En este contexto, los investigadores decidieron estudiar si existían diferencias en la microbiota intestinal asociadas específicamente al gen APOE4, conocido por aumentar significativamente el riesgo de Alzheimer.
“Queríamos comprobar si era posible identificar señales tempranas relacionadas con el APOE4 en adultos sanos y jóvenes, teniendo en cuenta las evidencias recientes que vinculan la microbiota intestinal con la salud cerebral”, explica Carlo Bressa, investigador del Instituto de Investigaciones Biosanitarias de la UFV y coautor principal del estudio.

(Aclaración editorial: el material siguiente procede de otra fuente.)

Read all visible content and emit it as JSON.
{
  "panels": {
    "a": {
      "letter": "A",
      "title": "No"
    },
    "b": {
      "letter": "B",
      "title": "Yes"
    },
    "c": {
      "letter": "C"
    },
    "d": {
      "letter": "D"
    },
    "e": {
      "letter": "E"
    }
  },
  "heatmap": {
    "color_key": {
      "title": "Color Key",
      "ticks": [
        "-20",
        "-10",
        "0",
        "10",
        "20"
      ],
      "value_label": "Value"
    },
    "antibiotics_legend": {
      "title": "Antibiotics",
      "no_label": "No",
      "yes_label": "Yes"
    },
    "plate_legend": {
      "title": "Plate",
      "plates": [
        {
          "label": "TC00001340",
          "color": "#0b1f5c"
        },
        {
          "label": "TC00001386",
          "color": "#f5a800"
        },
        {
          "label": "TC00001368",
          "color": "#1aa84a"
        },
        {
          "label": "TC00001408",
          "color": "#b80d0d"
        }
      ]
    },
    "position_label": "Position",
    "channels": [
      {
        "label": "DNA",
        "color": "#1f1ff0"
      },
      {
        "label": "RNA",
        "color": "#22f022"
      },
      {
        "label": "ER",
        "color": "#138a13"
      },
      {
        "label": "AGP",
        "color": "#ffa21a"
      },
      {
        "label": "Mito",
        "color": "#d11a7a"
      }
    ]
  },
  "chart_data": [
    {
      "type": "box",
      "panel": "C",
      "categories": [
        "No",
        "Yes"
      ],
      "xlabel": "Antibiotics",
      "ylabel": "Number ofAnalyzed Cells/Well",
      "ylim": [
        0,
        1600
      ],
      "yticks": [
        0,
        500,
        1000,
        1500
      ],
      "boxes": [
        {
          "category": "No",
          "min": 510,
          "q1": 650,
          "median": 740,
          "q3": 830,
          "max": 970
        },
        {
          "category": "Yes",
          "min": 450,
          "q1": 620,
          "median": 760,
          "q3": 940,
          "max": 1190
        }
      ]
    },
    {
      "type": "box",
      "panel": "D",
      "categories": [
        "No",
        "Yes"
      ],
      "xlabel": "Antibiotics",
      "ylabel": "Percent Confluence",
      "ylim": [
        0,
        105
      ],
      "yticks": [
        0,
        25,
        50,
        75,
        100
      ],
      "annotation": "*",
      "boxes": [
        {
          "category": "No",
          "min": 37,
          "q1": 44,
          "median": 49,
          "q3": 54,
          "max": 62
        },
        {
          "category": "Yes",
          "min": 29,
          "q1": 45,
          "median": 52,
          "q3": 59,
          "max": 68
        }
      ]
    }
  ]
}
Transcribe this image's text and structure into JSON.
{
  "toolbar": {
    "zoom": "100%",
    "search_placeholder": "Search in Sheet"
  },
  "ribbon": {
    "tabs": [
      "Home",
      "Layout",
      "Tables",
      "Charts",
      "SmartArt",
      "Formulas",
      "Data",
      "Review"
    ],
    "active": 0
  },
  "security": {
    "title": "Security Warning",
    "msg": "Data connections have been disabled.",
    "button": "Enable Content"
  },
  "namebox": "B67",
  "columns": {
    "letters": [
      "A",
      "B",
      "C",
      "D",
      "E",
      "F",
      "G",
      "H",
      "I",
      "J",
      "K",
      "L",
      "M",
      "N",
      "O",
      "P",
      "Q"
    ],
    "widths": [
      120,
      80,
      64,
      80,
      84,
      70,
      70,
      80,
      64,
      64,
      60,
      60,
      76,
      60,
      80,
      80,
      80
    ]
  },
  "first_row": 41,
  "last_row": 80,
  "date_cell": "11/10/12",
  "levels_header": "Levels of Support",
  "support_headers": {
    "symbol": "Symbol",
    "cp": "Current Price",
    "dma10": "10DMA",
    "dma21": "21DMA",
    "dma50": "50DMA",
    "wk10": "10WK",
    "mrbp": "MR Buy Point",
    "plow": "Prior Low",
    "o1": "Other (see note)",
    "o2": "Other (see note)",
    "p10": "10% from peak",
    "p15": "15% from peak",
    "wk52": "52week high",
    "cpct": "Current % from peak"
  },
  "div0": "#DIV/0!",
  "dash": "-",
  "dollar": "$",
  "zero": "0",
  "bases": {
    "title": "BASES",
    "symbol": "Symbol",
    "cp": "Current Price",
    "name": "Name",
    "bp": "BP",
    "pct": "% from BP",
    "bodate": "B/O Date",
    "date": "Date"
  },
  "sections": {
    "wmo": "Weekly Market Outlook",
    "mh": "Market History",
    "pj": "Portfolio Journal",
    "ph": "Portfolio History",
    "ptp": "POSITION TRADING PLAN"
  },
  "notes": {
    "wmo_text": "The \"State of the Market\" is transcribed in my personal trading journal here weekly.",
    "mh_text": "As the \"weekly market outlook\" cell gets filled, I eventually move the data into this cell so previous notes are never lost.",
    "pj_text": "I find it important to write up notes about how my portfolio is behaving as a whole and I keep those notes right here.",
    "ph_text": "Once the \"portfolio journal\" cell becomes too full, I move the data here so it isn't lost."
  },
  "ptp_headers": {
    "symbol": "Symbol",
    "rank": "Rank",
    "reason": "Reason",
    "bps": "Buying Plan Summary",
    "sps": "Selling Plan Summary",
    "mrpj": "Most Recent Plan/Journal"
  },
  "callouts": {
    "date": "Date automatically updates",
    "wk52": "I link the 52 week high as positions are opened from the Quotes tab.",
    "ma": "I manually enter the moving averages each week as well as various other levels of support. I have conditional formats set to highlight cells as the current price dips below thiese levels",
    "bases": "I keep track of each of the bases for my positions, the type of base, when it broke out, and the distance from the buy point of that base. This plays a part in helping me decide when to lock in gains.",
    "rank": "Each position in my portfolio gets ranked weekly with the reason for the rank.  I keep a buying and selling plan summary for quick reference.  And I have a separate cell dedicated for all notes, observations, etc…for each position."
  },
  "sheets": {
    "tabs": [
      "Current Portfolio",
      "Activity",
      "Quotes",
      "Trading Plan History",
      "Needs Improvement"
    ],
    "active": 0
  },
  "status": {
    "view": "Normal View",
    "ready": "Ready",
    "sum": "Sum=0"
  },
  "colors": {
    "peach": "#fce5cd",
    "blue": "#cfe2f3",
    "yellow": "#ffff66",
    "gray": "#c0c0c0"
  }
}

El análisis incluyó a 77 adultos sanos, de entre 18 y 48 años, con estilos de vida cuidadosamente controlados y genotipados para el gen APOE. Los resultados más llamativos mostraron que los portadores del alelo APOE4 tenían una reducción considerable –hasta cinco veces menor– de bacterias del género Megamonas y también una disminución significativa del grupo bacteriano Eubacterium brachy, ambos implicados en la extracción energética y la regulación del tejido graso corporal.
Mar Larrosa, investigadora principal del estudio en la Universidad Complutense de Madrid, señala: “Estas diferencias microbiológicas podrían reflejar adaptaciones metabólicas tempranas relacionadas con el riesgo genético de Alzheimer, que aparecen mucho antes de que existan síntomas o alteraciones cerebrales detectables”.